Security Implications for Organizations
The increasing presence of AI within cybercriminal ecosystems does not necessarily mean attackers possess revolutionary new capabilities today. However, it does indicate that threat actors are actively investing time and resources into understanding how AI can improve existing attack methodologies. Organizations should recognize that AI is more likely to accelerate established attack techniques than create entirely new categories of threats. Enhanced phishing campaigns, automated reconnaissance, improved malware development workflows, and scalable social engineering operations represent realistic near-term concerns. Consequently, fundamental cybersecurity practices remain essential. Timely patch management, multi-factor authentication, passkey adoption, continuous monitoring, identity protection, security awareness training, and robust incident response capabilities continue to provide effective defenses against both traditional and AI-enhanced threats.

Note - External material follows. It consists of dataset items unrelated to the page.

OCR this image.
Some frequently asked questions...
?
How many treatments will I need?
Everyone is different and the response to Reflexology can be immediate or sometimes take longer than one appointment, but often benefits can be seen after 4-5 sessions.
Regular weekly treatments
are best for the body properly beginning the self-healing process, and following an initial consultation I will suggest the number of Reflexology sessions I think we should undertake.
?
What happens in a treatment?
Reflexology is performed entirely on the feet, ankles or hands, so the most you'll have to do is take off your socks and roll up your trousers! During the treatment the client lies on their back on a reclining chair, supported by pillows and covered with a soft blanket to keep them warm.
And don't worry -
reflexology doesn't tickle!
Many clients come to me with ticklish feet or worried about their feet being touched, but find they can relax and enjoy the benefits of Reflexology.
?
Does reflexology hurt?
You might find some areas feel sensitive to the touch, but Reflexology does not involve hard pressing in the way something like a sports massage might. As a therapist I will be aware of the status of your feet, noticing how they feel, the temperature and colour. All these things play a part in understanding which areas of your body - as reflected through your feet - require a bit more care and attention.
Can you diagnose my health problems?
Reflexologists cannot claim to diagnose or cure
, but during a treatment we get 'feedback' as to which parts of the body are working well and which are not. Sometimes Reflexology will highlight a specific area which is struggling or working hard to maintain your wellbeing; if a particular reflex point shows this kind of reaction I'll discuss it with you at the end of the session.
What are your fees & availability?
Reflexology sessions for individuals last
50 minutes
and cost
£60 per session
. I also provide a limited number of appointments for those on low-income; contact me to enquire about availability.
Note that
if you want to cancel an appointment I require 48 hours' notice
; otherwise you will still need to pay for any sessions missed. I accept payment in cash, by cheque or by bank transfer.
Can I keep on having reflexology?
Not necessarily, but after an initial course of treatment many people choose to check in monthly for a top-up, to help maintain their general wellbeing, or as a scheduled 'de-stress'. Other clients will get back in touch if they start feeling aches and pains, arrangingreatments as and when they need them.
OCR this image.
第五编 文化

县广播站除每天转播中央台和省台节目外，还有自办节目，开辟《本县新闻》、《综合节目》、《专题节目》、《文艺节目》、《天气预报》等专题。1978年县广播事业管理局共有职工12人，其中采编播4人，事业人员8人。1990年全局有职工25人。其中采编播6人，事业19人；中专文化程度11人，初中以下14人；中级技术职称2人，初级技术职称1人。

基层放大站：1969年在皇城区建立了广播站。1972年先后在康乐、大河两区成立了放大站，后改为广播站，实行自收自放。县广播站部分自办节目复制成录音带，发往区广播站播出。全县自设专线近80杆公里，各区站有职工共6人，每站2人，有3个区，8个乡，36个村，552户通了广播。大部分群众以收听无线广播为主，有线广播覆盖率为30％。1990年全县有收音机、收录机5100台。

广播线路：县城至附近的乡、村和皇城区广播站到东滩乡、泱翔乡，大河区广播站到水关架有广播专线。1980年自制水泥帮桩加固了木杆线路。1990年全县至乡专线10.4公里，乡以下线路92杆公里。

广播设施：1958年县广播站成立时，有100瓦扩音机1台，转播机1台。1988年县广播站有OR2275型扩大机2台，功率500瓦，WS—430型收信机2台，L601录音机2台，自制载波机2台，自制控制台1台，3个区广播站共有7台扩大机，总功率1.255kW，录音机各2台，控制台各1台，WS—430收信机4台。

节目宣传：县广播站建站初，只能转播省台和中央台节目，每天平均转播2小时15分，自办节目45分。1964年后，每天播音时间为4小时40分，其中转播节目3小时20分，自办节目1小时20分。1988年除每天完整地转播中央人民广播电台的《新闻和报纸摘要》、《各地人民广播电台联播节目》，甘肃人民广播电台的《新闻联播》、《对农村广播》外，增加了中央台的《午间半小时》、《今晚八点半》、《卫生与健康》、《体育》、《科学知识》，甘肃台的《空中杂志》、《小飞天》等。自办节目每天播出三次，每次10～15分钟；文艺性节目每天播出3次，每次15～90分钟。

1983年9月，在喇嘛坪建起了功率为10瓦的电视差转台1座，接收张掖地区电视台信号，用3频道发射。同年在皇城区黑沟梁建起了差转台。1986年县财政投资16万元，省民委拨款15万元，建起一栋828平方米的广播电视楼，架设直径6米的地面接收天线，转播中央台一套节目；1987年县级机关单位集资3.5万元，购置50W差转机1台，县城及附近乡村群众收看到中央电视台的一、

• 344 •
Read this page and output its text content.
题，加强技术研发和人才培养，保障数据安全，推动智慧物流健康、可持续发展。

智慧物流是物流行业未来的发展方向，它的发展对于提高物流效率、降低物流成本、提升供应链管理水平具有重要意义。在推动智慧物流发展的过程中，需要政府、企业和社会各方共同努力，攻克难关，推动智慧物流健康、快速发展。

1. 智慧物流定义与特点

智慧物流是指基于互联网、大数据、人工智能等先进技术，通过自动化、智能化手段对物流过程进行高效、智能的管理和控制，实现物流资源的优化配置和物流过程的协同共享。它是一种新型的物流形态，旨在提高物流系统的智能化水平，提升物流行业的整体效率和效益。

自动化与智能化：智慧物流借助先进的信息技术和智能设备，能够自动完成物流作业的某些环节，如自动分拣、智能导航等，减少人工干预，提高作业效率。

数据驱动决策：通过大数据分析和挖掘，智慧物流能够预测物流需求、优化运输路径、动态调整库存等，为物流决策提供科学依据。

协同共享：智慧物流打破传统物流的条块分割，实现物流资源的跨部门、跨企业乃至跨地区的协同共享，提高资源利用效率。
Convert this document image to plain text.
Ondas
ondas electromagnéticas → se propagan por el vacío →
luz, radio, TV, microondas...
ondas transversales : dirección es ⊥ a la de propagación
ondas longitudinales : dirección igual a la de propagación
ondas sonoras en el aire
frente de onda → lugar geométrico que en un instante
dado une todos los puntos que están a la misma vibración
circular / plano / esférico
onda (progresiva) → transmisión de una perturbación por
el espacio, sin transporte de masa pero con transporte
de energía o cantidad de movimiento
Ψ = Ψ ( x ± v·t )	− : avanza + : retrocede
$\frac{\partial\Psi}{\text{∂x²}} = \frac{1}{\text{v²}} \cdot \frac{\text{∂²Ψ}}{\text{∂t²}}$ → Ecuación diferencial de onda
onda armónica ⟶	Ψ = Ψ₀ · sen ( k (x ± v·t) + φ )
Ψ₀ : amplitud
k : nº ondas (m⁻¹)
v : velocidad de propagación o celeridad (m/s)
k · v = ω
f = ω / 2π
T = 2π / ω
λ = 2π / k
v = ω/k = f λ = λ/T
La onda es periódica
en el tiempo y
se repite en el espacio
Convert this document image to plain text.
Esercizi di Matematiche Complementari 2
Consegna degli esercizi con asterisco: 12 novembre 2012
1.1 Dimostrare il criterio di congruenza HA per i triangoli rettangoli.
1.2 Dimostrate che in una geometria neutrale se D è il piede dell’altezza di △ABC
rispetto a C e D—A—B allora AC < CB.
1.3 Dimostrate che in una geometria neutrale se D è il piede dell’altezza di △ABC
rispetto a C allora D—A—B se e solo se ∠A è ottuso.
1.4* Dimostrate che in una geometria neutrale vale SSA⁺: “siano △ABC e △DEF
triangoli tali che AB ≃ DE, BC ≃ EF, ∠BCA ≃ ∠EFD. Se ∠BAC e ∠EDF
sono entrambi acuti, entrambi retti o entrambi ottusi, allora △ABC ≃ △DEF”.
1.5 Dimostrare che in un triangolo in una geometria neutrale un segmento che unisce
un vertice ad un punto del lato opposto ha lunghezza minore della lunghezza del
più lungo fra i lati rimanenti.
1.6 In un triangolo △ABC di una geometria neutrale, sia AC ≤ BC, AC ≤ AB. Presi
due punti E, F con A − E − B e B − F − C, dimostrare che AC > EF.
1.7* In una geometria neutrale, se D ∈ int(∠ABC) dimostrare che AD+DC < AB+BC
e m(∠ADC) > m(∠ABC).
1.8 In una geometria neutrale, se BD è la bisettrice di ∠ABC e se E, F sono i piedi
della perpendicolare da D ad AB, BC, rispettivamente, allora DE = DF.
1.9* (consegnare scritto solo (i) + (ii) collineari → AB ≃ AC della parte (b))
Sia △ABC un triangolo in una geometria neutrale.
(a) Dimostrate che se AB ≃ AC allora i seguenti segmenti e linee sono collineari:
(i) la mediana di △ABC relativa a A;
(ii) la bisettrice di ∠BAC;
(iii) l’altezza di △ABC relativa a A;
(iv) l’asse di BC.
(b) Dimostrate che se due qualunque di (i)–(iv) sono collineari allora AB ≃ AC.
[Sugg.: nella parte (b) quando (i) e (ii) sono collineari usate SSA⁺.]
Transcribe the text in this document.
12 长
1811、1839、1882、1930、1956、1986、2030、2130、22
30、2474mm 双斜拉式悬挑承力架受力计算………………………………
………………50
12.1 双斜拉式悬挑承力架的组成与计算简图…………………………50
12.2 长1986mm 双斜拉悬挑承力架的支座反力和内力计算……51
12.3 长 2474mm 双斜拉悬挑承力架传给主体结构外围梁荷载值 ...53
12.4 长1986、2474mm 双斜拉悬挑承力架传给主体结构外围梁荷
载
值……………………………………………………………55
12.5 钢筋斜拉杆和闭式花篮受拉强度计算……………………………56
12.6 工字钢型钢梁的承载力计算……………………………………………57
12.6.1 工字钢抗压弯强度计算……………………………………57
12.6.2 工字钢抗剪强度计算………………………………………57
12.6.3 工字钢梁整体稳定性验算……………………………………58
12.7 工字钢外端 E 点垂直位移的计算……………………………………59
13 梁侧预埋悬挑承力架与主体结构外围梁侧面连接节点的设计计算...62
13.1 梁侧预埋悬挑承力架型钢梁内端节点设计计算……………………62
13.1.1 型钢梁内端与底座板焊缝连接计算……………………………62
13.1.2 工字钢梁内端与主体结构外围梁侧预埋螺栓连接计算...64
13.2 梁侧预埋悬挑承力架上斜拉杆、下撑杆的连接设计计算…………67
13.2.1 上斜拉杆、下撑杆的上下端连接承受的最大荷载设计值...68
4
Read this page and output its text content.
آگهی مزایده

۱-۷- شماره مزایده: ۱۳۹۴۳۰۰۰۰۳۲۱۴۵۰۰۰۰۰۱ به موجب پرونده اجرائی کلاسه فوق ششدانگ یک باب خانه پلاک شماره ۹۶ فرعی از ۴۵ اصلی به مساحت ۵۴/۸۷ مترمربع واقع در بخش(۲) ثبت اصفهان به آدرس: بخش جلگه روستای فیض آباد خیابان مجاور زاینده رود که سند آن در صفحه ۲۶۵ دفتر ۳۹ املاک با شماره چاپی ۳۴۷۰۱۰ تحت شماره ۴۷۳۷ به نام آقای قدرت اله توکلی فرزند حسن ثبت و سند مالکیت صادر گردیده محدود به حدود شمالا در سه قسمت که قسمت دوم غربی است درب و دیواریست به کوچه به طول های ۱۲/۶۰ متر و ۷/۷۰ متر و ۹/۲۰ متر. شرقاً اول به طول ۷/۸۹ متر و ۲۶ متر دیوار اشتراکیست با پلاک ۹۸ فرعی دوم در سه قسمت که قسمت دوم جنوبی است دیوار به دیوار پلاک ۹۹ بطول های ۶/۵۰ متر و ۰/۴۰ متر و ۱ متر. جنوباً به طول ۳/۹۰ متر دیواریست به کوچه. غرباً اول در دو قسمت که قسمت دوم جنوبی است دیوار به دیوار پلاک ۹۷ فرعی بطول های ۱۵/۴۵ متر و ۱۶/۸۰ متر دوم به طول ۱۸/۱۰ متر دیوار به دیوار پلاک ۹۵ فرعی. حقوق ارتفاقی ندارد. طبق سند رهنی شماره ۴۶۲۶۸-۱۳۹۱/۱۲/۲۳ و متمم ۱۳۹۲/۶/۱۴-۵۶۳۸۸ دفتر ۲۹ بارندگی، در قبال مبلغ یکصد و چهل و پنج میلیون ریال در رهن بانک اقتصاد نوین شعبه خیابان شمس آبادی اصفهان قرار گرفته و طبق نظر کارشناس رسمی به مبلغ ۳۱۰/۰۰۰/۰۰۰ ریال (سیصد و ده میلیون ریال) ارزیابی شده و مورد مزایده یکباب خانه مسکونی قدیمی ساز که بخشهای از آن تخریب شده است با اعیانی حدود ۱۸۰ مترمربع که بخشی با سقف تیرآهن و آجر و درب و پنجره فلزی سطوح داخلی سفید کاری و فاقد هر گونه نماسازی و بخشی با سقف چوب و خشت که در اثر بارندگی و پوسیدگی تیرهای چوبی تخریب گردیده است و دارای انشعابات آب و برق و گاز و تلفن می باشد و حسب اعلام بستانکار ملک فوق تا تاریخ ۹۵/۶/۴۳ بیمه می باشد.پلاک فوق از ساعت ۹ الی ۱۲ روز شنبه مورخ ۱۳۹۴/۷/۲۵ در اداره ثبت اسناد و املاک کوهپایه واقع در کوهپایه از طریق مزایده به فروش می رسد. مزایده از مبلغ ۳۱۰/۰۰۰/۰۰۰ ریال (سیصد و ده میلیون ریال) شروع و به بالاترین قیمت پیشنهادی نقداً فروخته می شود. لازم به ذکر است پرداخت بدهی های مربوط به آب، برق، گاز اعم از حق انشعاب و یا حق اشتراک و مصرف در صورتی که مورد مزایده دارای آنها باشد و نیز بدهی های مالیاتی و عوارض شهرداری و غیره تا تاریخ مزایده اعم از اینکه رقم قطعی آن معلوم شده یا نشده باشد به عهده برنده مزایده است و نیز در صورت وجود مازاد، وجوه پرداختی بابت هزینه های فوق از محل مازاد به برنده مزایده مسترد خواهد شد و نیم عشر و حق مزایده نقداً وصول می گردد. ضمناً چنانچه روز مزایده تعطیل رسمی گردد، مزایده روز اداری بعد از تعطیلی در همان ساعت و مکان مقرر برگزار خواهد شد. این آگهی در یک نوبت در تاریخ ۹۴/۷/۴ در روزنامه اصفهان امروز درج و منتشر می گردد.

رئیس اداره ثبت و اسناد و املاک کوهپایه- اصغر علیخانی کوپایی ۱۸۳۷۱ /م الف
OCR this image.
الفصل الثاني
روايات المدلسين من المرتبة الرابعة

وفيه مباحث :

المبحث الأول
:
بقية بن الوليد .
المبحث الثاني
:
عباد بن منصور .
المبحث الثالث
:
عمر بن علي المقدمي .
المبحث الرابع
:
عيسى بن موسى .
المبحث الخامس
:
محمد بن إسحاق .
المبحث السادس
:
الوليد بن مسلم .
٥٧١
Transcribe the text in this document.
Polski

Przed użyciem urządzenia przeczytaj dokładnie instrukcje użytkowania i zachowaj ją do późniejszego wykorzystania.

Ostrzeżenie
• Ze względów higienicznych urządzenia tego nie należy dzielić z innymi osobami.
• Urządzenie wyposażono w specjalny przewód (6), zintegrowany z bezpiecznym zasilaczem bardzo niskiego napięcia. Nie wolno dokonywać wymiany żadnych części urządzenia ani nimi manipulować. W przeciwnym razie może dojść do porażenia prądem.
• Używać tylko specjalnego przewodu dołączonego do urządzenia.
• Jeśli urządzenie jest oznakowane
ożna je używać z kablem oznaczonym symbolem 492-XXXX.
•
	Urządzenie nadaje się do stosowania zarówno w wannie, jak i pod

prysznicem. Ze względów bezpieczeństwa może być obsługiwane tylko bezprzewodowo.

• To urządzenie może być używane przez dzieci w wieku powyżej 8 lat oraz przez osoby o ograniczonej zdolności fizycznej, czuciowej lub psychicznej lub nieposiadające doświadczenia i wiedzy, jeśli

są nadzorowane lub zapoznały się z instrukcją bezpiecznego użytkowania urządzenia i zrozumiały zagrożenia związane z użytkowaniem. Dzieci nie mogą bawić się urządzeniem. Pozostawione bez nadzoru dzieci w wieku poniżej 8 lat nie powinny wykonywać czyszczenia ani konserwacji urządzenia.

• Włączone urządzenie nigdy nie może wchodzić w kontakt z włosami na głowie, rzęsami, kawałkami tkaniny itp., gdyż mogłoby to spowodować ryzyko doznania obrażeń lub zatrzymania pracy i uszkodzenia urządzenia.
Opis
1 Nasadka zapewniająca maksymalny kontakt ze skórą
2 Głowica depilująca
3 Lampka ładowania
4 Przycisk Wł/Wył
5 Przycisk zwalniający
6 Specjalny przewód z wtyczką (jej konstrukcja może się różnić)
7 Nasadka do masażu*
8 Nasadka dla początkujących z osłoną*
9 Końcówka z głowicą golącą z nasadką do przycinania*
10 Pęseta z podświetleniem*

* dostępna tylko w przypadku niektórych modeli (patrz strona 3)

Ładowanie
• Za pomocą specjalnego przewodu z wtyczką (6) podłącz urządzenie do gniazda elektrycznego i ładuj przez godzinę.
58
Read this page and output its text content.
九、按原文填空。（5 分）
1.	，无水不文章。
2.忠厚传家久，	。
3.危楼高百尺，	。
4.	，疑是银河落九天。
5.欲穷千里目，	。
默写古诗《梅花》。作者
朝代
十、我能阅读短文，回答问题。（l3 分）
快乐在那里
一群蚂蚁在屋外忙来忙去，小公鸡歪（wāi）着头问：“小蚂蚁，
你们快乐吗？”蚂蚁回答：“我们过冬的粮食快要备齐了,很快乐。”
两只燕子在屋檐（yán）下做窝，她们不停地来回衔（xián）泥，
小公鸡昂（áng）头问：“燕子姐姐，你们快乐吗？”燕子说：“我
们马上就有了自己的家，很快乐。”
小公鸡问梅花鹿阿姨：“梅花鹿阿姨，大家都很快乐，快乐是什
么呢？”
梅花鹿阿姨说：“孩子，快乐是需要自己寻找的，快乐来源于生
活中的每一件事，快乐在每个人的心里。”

Expert Opinion: What This Means for the Future of Cybersecurity
The underground discussions examined in this research reveal an important reality: AI is becoming a force multiplier rather than a replacement for cybercriminal expertise. Much of the current underground hype appears driven by marketing, experimentation, and competitive positioning rather than proven technological breakthroughs. However, dismissing these developments would be a mistake. The most significant impact of AI will likely be the democratization of cyber capabilities. Tasks that once required advanced technical expertise may gradually become more accessible through AI-assisted workflows, lowering entry barriers for aspiring cybercriminals. This could increase the volume and sophistication of attacks while reducing the effort required to execute them.
At the same time, defenders possess substantial advantages. Security vendors, enterprise organizations, and research communities have significantly greater resources, access to advanced AI technologies, and stronger collaboration networks. AI is already improving threat detection, behavioral analytics, vulnerability management, and incident response automation.The future cybersecurity landscape will not be defined by attackers using AI against defenders. Instead, it will be characterized by an ongoing competition between AI-enhanced offensive operations and AI-enhanced defensive capabilities. Organizations that invest early in cybersecurity fundamentals, AI governance, threat intelligence, and security automation will be best positioned to navigate this evolving environment. Ultimately, the organizations that combine human expertise with responsible AI adoption will maintain the strongest security posture in the years ahead.